This code is a simple implementation of a neural network with a single hidden layer using the backpropagation algorithm for training. The network is trained on the MNIST dataset, which consists of 60,000 28x28 grayscale images of handwritten digits and their corresponding labels. The goal of the network is to classify the images into one of 10 classes (0-9).
data.py
: This module contains the get_mnist function, which is used to load the MNIST dataset.
numpy
: This library is used for numerical computing, including operations on arrays and matrices.
matplotlib
: This library is used to plot the images and their corresponding labels.
The network consists of:
An input layer with 784 (28x28) nodes, one for each pixel in the image. A single hidden layer with 20 nodes. An output layer with 10 nodes, one for each class. The weights and biases between the layers are initialized randomly using a uniform distribution. The network uses the sigmoid activation function for both the hidden and output layers. The cost function used to measure the error of the network is the mean squared error.
The network is trained using the backpropagation algorithm, which involves the following steps:
Forward propagation: The input image is passed through the network, and the output is calculated using the current weights and biases.

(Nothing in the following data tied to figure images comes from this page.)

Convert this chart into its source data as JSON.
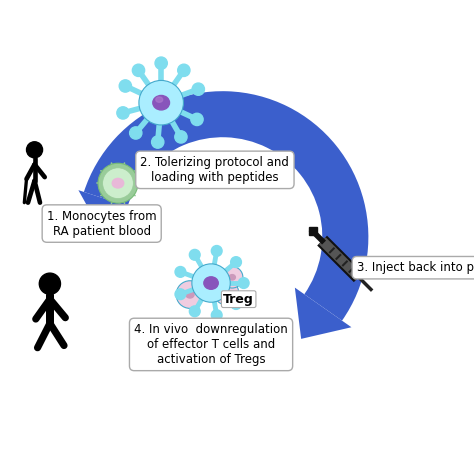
{
  "bg_color": "#ffffff",
  "arrow_color": "#3B5FCC",
  "arrow_color2": "#4F80E0",
  "cell_cyan": "#7fddee",
  "cell_cyan_light": "#aaeeff",
  "cell_cyan_dark": "#44aacc",
  "cell_nucleus_purple": "#8855bb",
  "cell_nucleus_light": "#aa77cc",
  "cell_body_pink": "#e8b8d8",
  "cell_body_pink2": "#f0cce0",
  "cell_green_outer": "#99cc99",
  "cell_green_inner": "#cceecc",
  "cell_pink_body": "#e8c8dc",
  "label1": "1. Monocytes from\nRA patient blood",
  "label2": "2. Tolerizing protocol and\nloading with peptides",
  "label3": "3. Inject back into p",
  "label4": "4. In vivo  downregulation\nof effector T cells and\nactivation of Tregs",
  "treg_label": "Treg",
  "figure_bg": "#ffffff"
}
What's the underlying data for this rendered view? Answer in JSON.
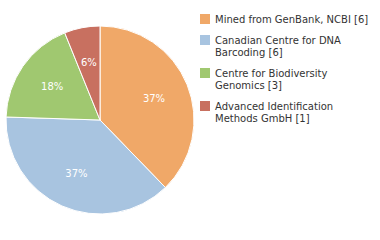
{
  "chart_data": {
    "type": "pie",
    "categories": [
      "Mined from GenBank, NCBI [6]",
      "Canadian Centre for DNA\nBarcoding [6]",
      "Centre for Biodiversity\nGenomics [3]",
      "Advanced Identification\nMethods GmbH [1]"
    ],
    "values": [
      37,
      37,
      18,
      6
    ],
    "value_labels": [
      "37%",
      "37%",
      "18%",
      "6%"
    ],
    "colors": [
      "#f0a868",
      "#a8c4e0",
      "#a0c870",
      "#c87060"
    ],
    "data_labels": true,
    "legend": "right"
  }
}
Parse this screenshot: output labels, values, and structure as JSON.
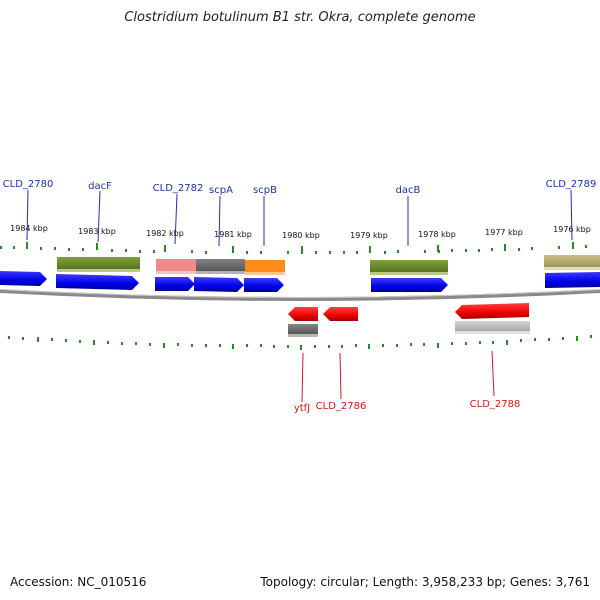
{
  "title": "Clostridium botulinum B1 str. Okra, complete genome",
  "footer": {
    "accession": "Accession: NC_010516",
    "summary": "Topology: circular; Length: 3,958,233 bp; Genes: 3,761"
  },
  "ticks": [
    "1984 kbp",
    "1983 kbp",
    "1982 kbp",
    "1981 kbp",
    "1980 kbp",
    "1979 kbp",
    "1978 kbp",
    "1977 kbp",
    "1976 kbp"
  ],
  "forward_genes": [
    "CLD_2780",
    "dacF",
    "CLD_2782",
    "scpA",
    "scpB",
    "dacB",
    "CLD_2789"
  ],
  "reverse_genes": [
    "ytfJ",
    "CLD_2786",
    "CLD_2788"
  ],
  "colors": {
    "forward_cds": "#0a0af0",
    "reverse_cds": "#ee0a0a",
    "backbone": "#8a8a8a",
    "tick": "#2a8a2a",
    "olive": "#6e8b2a",
    "gray": "#6b6b6b",
    "pink": "#f08a8a",
    "orange": "#ff8c1a",
    "khaki": "#b5ad6a",
    "lightgray": "#b9b9b9"
  }
}
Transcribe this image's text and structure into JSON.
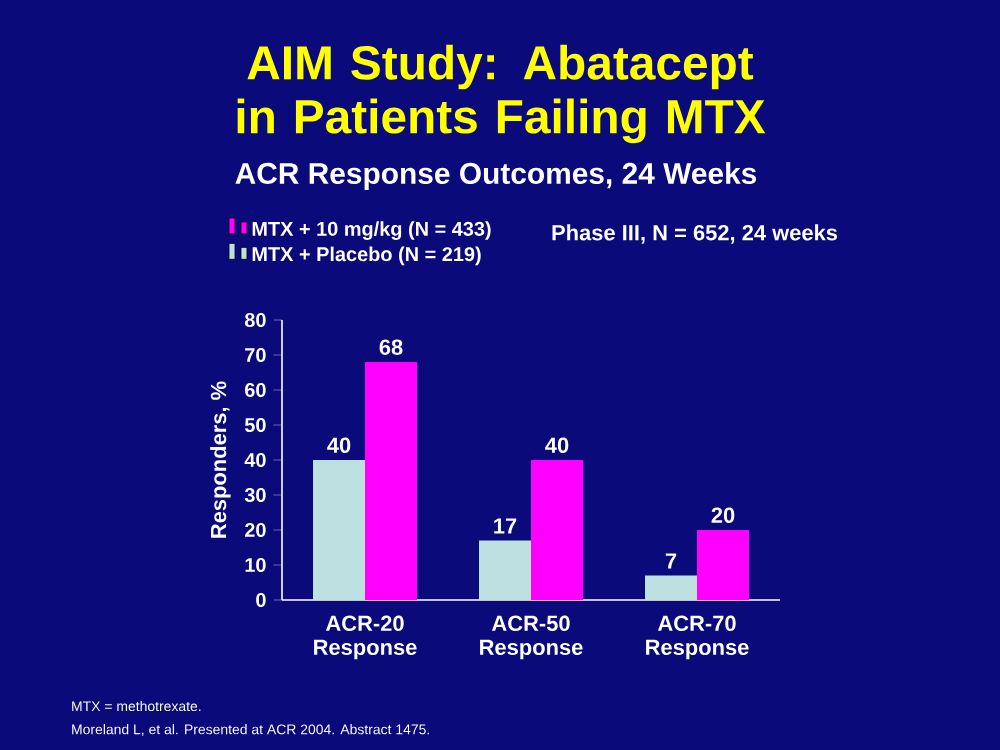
{
  "chart_data": {
    "type": "bar",
    "title": "AIM Study: Abatacept in Patients Failing MTX",
    "subtitle": "ACR Response Outcomes, 24 Weeks",
    "ylabel": "Responders, %",
    "categories": [
      "ACR-20 Response",
      "ACR-50 Response",
      "ACR-70 Response"
    ],
    "series": [
      {
        "name": "MTX + Placebo (N = 219)",
        "color": "#bde0e0",
        "values": [
          40,
          17,
          7
        ]
      },
      {
        "name": "MTX + 10 mg/kg (N = 433)",
        "color": "#ff00ff",
        "values": [
          68,
          40,
          20
        ]
      }
    ],
    "ylim": [
      0,
      80
    ],
    "yticks": [
      0,
      10,
      20,
      30,
      40,
      50,
      60,
      70,
      80
    ],
    "data_labels": true,
    "legend": "top left",
    "annotations": [
      "Phase III, N = 652, 24 weeks",
      "MTX = methotrexate.",
      "Moreland L, et al. Presented at ACR 2004. Abstract 1475."
    ]
  }
}
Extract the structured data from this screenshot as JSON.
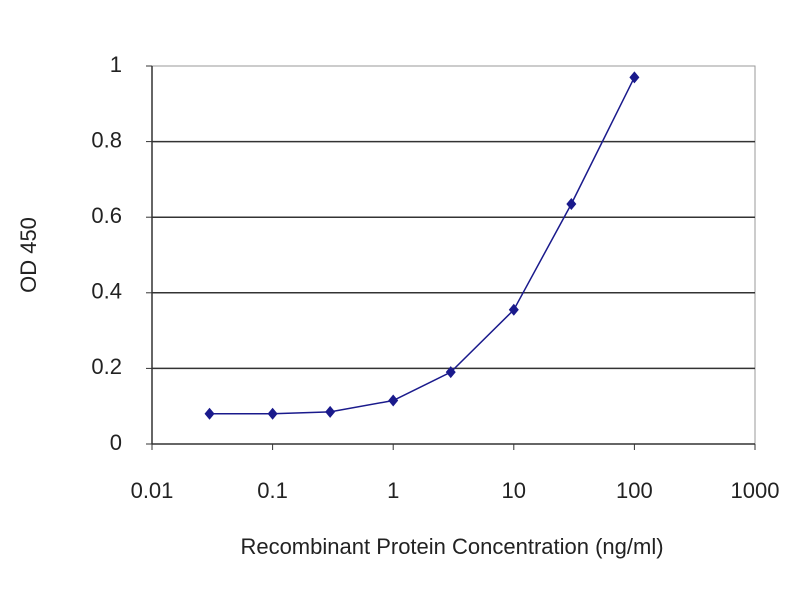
{
  "chart_data": {
    "type": "line",
    "x_label": "Recombinant Protein Concentration (ng/ml)",
    "y_label": "OD 450",
    "x": [
      0.03,
      0.1,
      0.3,
      1,
      3,
      10,
      30,
      100
    ],
    "series": [
      {
        "color": "#1a1a8c",
        "values": [
          0.08,
          0.08,
          0.085,
          0.115,
          0.19,
          0.355,
          0.635,
          0.97
        ]
      }
    ],
    "xlog": true,
    "xlim": [
      0.01,
      1000
    ],
    "xticks": [
      0.01,
      0.1,
      1,
      10,
      100,
      1000
    ],
    "ylim": [
      0,
      1
    ],
    "yticks": [
      0,
      0.2,
      0.4,
      0.6,
      0.8,
      1
    ],
    "grid": true
  }
}
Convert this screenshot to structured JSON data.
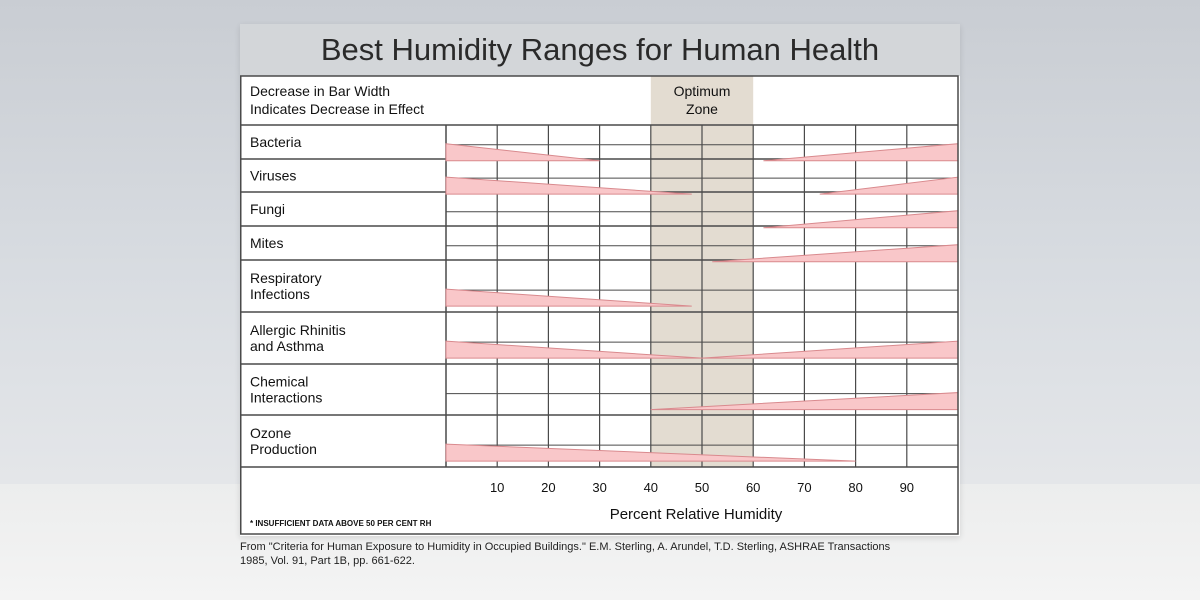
{
  "chart_data": {
    "type": "bar",
    "title": "Best Humidity Ranges for Human Health",
    "legend_note": [
      "Decrease in Bar Width",
      "Indicates Decrease in Effect"
    ],
    "optimum_zone": {
      "label": [
        "Optimum",
        "Zone"
      ],
      "range": [
        40,
        60
      ]
    },
    "x_ticks": [
      10,
      20,
      30,
      40,
      50,
      60,
      70,
      80,
      90
    ],
    "xlabel": "Percent Relative Humidity",
    "xlim": [
      0,
      100
    ],
    "footnote": "* INSUFFICIENT DATA ABOVE 50 PER CENT RH",
    "categories": [
      {
        "label": [
          "Bacteria"
        ],
        "low": [
          0,
          30
        ],
        "high": [
          62,
          100
        ]
      },
      {
        "label": [
          "Viruses"
        ],
        "low": [
          0,
          48
        ],
        "high": [
          73,
          100
        ]
      },
      {
        "label": [
          "Fungi"
        ],
        "low": null,
        "high": [
          62,
          100
        ]
      },
      {
        "label": [
          "Mites"
        ],
        "low": null,
        "high": [
          52,
          100
        ]
      },
      {
        "label": [
          "Respiratory",
          "Infections"
        ],
        "low": [
          0,
          48
        ],
        "high": null
      },
      {
        "label": [
          "Allergic Rhinitis",
          "and Asthma"
        ],
        "low": [
          0,
          50
        ],
        "high": [
          50,
          100
        ]
      },
      {
        "label": [
          "Chemical",
          "Interactions"
        ],
        "low": null,
        "high": [
          40,
          100
        ]
      },
      {
        "label": [
          "Ozone",
          "Production"
        ],
        "low": [
          0,
          80
        ],
        "high": null
      }
    ]
  },
  "source_text": [
    "From \"Criteria for Human Exposure to Humidity in Occupied Buildings.\" E.M. Sterling, A. Arundel, T.D. Sterling, ASHRAE Transactions",
    "1985, Vol. 91, Part 1B, pp. 661-622."
  ],
  "colors": {
    "bar_fill": "#f9c7c9",
    "bar_stroke": "#d98a8e",
    "zone_fill": "#e3dcd1",
    "grid": "#4a4a4a"
  }
}
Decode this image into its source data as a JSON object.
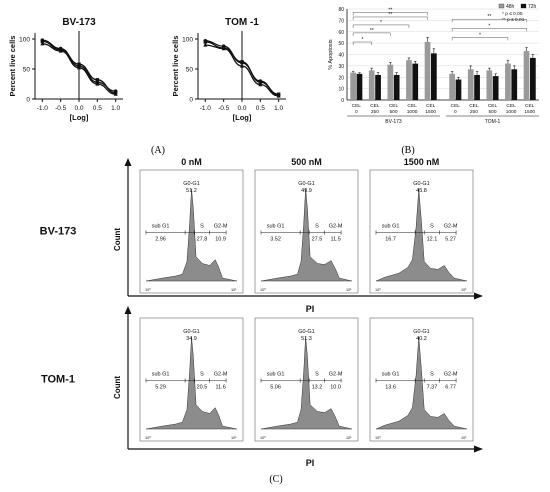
{
  "panel_labels": {
    "a": "(A)",
    "b": "(B)",
    "c": "(C)"
  },
  "chart_data": [
    {
      "type": "line",
      "title": "BV-173",
      "xlabel": "[Log]",
      "ylabel": "Percent live cells",
      "xticks": [
        "-1.0",
        "-0.5",
        "0.0",
        "0.5",
        "1.0"
      ],
      "yticks": [
        "0",
        "50",
        "100"
      ],
      "xlim": [
        -1.2,
        1.2
      ],
      "ylim": [
        0,
        110
      ],
      "series": [
        {
          "x": [
            -1.0,
            -0.5,
            0.0,
            0.5,
            1.0
          ],
          "y": [
            98,
            84,
            55,
            28,
            13
          ]
        },
        {
          "x": [
            -1.0,
            -0.5,
            0.0,
            0.5,
            1.0
          ],
          "y": [
            96,
            82,
            58,
            32,
            10
          ]
        },
        {
          "x": [
            -1.0,
            -0.5,
            0.0,
            0.5,
            1.0
          ],
          "y": [
            92,
            80,
            52,
            25,
            8
          ]
        }
      ]
    },
    {
      "type": "line",
      "title": "TOM -1",
      "xlabel": "[Log]",
      "ylabel": "Percent live cells",
      "xticks": [
        "-1.0",
        "-0.5",
        "0.0",
        "0.5",
        "1.0"
      ],
      "yticks": [
        "0",
        "50",
        "100"
      ],
      "xlim": [
        -1.2,
        1.2
      ],
      "ylim": [
        0,
        110
      ],
      "series": [
        {
          "x": [
            -1.0,
            -0.5,
            0.0,
            0.5,
            1.0
          ],
          "y": [
            97,
            88,
            60,
            30,
            6
          ]
        },
        {
          "x": [
            -1.0,
            -0.5,
            0.0,
            0.5,
            1.0
          ],
          "y": [
            95,
            85,
            62,
            28,
            8
          ]
        },
        {
          "x": [
            -1.0,
            -0.5,
            0.0,
            0.5,
            1.0
          ],
          "y": [
            90,
            84,
            55,
            24,
            5
          ]
        }
      ]
    },
    {
      "type": "bar",
      "ylabel": "% Apoptosis",
      "ylim": [
        0,
        80
      ],
      "yticks": [
        "0",
        "10",
        "20",
        "30",
        "40",
        "50",
        "60",
        "70",
        "80"
      ],
      "categories": [
        "CEL 0",
        "CEL 250",
        "CEL 500",
        "CEL 1000",
        "CEL 1500",
        "CEL 0",
        "CEL 250",
        "CEL 500",
        "CEL 1000",
        "CEL 1500"
      ],
      "groups": [
        {
          "label": "BV-173",
          "from": 0,
          "to": 4
        },
        {
          "label": "TOM-1",
          "from": 5,
          "to": 9
        }
      ],
      "legend": {
        "position": "top-right",
        "significance": [
          "* p ≤ 0.05",
          "** p ≤ 0.01"
        ]
      },
      "series": [
        {
          "name": "48h",
          "color": "#9a9a9a",
          "values": [
            24,
            26,
            31,
            35,
            51,
            23,
            27,
            26,
            32,
            43
          ],
          "errors": [
            1,
            2,
            2,
            2,
            4,
            2,
            3,
            2,
            3,
            3
          ]
        },
        {
          "name": "72h",
          "color": "#111111",
          "values": [
            23,
            22,
            22,
            32,
            41,
            18,
            22,
            21,
            27,
            37
          ],
          "errors": [
            1,
            2,
            2,
            2,
            4,
            2,
            3,
            2,
            3,
            3
          ]
        }
      ],
      "brackets": [
        {
          "from": 0,
          "to": 1,
          "label": "*"
        },
        {
          "from": 0,
          "to": 2,
          "label": "**"
        },
        {
          "from": 0,
          "to": 3,
          "label": "*"
        },
        {
          "from": 0,
          "to": 4,
          "label": "**"
        },
        {
          "from": 0,
          "to": 4,
          "label": "**"
        },
        {
          "from": 5,
          "to": 8,
          "label": "*"
        },
        {
          "from": 5,
          "to": 9,
          "label": "*"
        },
        {
          "from": 5,
          "to": 9,
          "label": "**"
        }
      ]
    }
  ],
  "flow": {
    "x_axis_label": "PI",
    "y_axis_label": "Count",
    "columns": [
      "0 nM",
      "500 nM",
      "1500 nM"
    ],
    "rows": [
      {
        "label": "BV-173",
        "panels": [
          {
            "g0g1": "51.2",
            "subg1": "2.96",
            "s": "27.8",
            "g2m": "10.9"
          },
          {
            "g0g1": "49.9",
            "subg1": "3.52",
            "s": "27.5",
            "g2m": "11.5"
          },
          {
            "g0g1": "45.8",
            "subg1": "16.7",
            "s": "12.1",
            "g2m": "5.27"
          }
        ]
      },
      {
        "label": "TOM-1",
        "panels": [
          {
            "g0g1": "34.9",
            "subg1": "5.29",
            "s": "20.5",
            "g2m": "11.6"
          },
          {
            "g0g1": "51.3",
            "subg1": "5.06",
            "s": "13.2",
            "g2m": "10.0"
          },
          {
            "g0g1": "40.2",
            "subg1": "13.6",
            "s": "7.37",
            "g2m": "6.77"
          }
        ]
      }
    ],
    "gate_labels": {
      "g0g1": "G0-G1",
      "subg1": "sub G1",
      "s": "S",
      "g2m": "G2-M"
    },
    "axis_ticks": [
      "10⁰",
      "10¹"
    ]
  }
}
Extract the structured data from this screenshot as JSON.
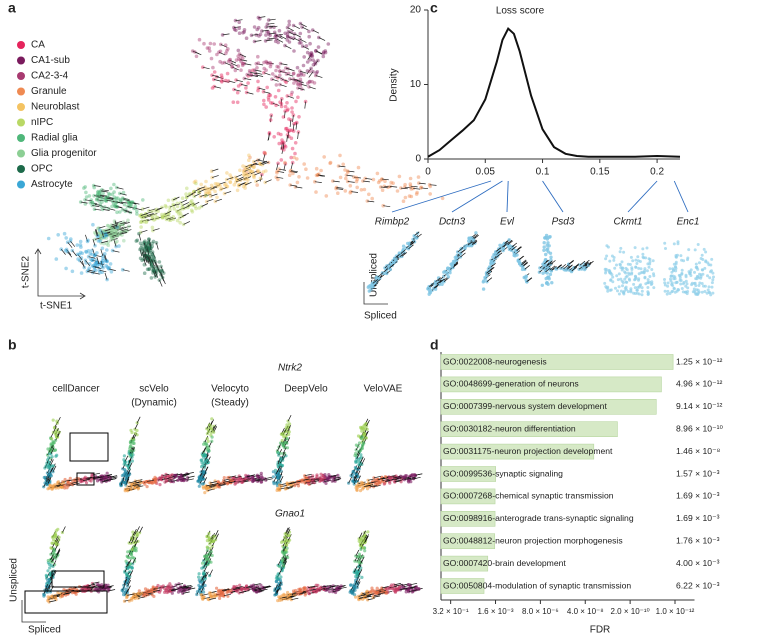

Cost calculation: The error between the predicted output and the true label is calculated using the cost function. Backpropagation: The error is backpropagated through the network, and the weights and biases are updated using gradient descent. Repeat for all images in the training set for a certain number of epochs. The learning rate and number of epochs can be adjusted to control the speed and convergence of the training process.
After training, the user can input an index between 0 and 59,999 to see the corresponding image and the predicted label output by the network. The network's accuracy on the training set is also printed after each epoch.
To run the code, simply execute python NN.py
. The user will be prompted to enter an index to see the corresponding image and prediction. The process can be repeated until the user exits the program.